Will the German Greens Now In Government Stand By Their Beliefs?

LONDON–We would like to know what kind of stuff these German Greens are made of. The Kosovo to bomb or not to bomb decision arrived on their platter as soon as the election results were counted. Richard Holbrooke may now have got them off the hook as much as he did Slobodan Milosevic, but the issue on the use of the deployment of NATO force, and its ancillary decision, to use it without an explicit UN mandate, is very likely to return during their term of office.

Supposedly pacifist inclined by early conviction, definitely pro United Nations and wary of enforcement or peacekeeping actions done in its name without a Security Council vote, the Greens are bound to be difficult bedfellows for western governments, who have a tendency to bend the rules on military intervention. The Kosovo decision had all the makings of an early clash between principle and realpolitik. The likely next foreign minister of Germany, Green leader Joschka Fischer was being cajoled and pushed the last week to fall into line with majority opinion within NATO and give the green light for the go-ahead to bomb if Milosevic didn’t climb down.

Those who voted Green in the recent German elections, hoping for application of the principles under which the Greens campaigned, should read Nancy Mitford’s “Voltaire in Love”. She describes at length the vicissitudes of the man of letters’ friendship with King Frederick the Great of Prussia. While crown prince, Frederick, encouraged by Voltaire, wrote a tract denouncing Machiavelli, demonstrating that it is possible to conceive of a European balance of power without armies and recourse to war. But on inheriting the throne Frederick ditched his beliefs and informed his friend that since everyone else was doing it he was going to enjoy the opportunities and the spoils of war as much as the next king. While he held true to his old commitments to abolish censorship and torture, at the game of war he was as violent and as unscrupulous as Machiavelli’s prince.

The Greens are at a similar crossroads. Will they make love or war? Will they be in power or only in office? All the old cliches can be rolled out, yet they are nevertheless apposite. Do the Greens in reality have the chance to put into effect the principles they spent the best part of their lives fighting for or, now they see the kingdom spread beneath them, are they embarrassed about what they stood for, or simply afraid of the consequences if they gave them effect?

One can see the subtle influences at work. The nice words (he is “gifted”) said about Mr Fischer by departing Chancellor Helmut Kohl. The sympathetic but in the end doubtless tough chidings from Bill Clinton during his recent visit to Washington at the side of chancellor-elect Gerhard Shroder. We can probably assume that Clinton pointed to his days in Oxford when he too was a war protestor but how he had to quietly put that to one side if he wanted to accomplish anything in the real political world.
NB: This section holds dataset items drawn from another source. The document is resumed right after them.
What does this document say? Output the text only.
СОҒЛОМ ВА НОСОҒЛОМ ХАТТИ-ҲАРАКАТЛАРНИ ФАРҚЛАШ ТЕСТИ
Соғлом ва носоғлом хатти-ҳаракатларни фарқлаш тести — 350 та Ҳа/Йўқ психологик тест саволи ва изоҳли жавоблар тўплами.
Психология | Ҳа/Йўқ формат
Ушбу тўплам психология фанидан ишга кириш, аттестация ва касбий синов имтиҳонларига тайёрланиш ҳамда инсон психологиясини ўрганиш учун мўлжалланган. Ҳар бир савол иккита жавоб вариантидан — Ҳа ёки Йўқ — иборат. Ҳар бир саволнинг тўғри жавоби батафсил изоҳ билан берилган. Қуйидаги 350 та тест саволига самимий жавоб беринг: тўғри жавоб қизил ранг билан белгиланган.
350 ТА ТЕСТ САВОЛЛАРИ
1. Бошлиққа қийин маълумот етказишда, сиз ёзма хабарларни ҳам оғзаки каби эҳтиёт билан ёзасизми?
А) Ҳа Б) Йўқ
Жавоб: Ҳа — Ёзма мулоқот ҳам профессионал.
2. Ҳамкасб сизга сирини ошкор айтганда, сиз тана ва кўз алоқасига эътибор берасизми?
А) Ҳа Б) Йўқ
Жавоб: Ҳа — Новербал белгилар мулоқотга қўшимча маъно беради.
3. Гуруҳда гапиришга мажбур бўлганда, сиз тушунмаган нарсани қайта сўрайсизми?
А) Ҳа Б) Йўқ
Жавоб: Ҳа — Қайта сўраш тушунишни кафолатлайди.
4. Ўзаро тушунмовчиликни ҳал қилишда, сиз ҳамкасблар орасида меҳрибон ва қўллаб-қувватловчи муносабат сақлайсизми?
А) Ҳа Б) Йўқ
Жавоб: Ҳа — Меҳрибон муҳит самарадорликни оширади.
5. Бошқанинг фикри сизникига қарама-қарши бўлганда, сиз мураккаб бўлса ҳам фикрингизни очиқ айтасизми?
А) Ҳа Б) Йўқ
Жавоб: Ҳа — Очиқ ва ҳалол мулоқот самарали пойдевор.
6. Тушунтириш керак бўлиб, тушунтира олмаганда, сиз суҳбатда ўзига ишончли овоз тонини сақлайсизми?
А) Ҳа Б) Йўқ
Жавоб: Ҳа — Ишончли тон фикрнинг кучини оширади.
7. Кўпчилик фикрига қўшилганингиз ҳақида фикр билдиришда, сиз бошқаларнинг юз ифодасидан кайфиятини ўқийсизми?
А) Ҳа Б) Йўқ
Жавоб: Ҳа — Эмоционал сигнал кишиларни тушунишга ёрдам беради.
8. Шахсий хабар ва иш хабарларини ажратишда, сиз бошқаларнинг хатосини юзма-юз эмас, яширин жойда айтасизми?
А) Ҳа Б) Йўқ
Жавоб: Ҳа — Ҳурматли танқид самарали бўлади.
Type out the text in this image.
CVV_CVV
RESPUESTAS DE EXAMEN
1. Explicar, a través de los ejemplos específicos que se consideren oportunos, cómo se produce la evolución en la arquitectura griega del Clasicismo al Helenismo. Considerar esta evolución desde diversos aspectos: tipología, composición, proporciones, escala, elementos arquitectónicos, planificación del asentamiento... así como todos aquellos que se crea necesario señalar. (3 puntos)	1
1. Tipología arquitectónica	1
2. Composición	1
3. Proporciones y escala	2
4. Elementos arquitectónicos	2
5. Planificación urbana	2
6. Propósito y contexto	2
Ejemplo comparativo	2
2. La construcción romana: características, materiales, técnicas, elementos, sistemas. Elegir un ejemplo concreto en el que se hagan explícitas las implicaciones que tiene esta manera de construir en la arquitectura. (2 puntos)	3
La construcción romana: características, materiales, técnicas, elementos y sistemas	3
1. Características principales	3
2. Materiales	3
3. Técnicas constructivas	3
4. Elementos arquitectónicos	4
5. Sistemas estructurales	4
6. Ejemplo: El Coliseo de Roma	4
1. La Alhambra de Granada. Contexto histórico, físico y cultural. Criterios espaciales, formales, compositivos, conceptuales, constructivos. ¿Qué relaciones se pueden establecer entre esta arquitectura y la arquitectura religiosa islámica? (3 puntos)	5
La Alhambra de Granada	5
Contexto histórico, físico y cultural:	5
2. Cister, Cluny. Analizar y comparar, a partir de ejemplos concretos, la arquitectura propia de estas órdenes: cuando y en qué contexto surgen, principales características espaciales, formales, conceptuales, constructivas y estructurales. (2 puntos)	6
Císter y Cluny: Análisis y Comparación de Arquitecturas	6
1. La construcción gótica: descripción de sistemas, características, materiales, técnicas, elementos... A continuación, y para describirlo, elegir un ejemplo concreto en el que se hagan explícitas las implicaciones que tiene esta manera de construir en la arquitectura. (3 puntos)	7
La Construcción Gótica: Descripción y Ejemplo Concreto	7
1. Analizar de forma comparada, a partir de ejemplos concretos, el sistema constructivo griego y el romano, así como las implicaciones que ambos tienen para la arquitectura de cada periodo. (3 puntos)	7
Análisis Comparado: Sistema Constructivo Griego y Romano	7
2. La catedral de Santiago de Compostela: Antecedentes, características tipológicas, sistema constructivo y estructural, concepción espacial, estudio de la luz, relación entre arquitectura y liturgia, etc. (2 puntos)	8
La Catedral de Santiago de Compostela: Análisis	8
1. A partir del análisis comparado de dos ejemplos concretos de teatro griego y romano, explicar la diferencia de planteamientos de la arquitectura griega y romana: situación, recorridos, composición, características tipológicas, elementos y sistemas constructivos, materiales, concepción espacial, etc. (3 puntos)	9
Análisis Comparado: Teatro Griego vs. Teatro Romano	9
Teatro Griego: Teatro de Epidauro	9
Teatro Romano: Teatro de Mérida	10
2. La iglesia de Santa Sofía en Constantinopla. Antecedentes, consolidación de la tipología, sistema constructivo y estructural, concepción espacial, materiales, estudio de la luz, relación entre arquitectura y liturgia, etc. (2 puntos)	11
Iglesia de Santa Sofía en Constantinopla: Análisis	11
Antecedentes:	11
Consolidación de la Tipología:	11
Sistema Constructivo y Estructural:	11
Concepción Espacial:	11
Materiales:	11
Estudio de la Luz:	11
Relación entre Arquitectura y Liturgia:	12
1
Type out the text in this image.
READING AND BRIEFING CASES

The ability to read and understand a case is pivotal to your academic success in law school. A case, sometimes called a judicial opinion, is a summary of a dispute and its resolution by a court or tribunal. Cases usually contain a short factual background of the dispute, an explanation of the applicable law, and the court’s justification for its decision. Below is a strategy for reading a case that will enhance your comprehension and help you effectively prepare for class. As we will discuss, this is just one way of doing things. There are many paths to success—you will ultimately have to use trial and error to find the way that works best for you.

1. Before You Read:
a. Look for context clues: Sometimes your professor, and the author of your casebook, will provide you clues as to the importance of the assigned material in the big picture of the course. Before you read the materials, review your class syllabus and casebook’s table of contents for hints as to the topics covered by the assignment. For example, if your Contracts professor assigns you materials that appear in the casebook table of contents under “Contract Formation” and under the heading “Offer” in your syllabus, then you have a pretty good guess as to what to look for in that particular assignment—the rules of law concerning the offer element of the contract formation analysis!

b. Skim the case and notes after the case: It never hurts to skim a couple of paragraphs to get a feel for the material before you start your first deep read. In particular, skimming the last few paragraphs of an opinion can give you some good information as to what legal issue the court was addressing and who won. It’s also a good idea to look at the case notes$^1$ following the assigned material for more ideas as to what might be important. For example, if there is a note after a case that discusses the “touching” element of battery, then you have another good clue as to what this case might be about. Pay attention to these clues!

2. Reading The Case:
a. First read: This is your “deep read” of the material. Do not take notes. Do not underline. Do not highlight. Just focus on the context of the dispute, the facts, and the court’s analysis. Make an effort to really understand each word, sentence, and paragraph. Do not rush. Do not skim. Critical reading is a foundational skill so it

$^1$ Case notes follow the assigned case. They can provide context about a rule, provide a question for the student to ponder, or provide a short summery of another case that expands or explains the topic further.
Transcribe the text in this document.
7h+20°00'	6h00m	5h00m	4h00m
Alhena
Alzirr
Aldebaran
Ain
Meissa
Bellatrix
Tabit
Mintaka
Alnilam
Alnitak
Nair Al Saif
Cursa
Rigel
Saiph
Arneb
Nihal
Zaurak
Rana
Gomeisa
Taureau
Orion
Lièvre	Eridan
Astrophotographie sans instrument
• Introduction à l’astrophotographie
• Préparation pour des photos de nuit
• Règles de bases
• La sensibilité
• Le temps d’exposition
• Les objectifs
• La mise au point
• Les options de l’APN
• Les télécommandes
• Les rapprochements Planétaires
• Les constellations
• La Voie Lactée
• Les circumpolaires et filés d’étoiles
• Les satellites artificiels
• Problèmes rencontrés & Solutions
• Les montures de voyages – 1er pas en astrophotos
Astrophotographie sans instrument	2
Lost on Clinton, apparently, is the irony that four of the most senior positions in the four most powerful western governments are occupied, or very soon will be, by ex anti-war protestors and, if they pulled together, rather than tacitly trying to subvert each other’s courage, they might be able to march against establishment opinion with some effect. Instead, acting as lone individuals, they go along to get along. They tell themselves that they have done this or done that, which their conventional predecessors never would.

We can see this so clearly with Clinton. I’d make a guess that Clinton tells himself, “I’ll never press the button”. Or that he wallows in the fact–which was leaked to the press–that he stayed up to the small hours of the morning to make sure that the cruise missiles targetted on a Sudanese factory were only fired when he was personally convinced that every worker was back at home, safely tucked up in bed. And he is obviously proud too, of how on his African trip earlier this year, he asked forgiveness from the people of Rwanda for failing them in their hour of need, when the U.S. stymied efforts by UN peacekeepers to come to the rescue as they confronted the genocidal killings of the Hutu. Who else in high office in twentieth century politics would have been so concerned or so apologetic, he probably tells himself.

All this is predicated on the belief that the establishment and powerful ideological lobbies would not tolerate much more. Clinton is at least half convinced that there is a right wing plot to topple him. He has always been careful not to alienate the Pentagon brass, particularly after his early failed effort to allow gays in the military to come out of the closet. He would not even get behind the campaign to ban land-mines, despite a public opinion softened by the death of Princess Diana. Nor would he push for what he had said he wanted, an International Criminal Court, even though America’s closest allies in NATO all voted for it.

This week it was almost the turn of the German Greens to take the high ground–or the low ground–on a decision of momentous proportions, whether to bomb the heartland of a fellow European country. Fortunately for them the threat of force was, it appears, enough to persuade Milosevic to compromise. (NATO was lucky that its bluff was mightier than its sword–all the evidence of the twentieth century suggests that aeriel bombing works to consolidate the power of whoever rules beneath.) So Mr Fischer is off the hook of his mighty dilemma this time. And next?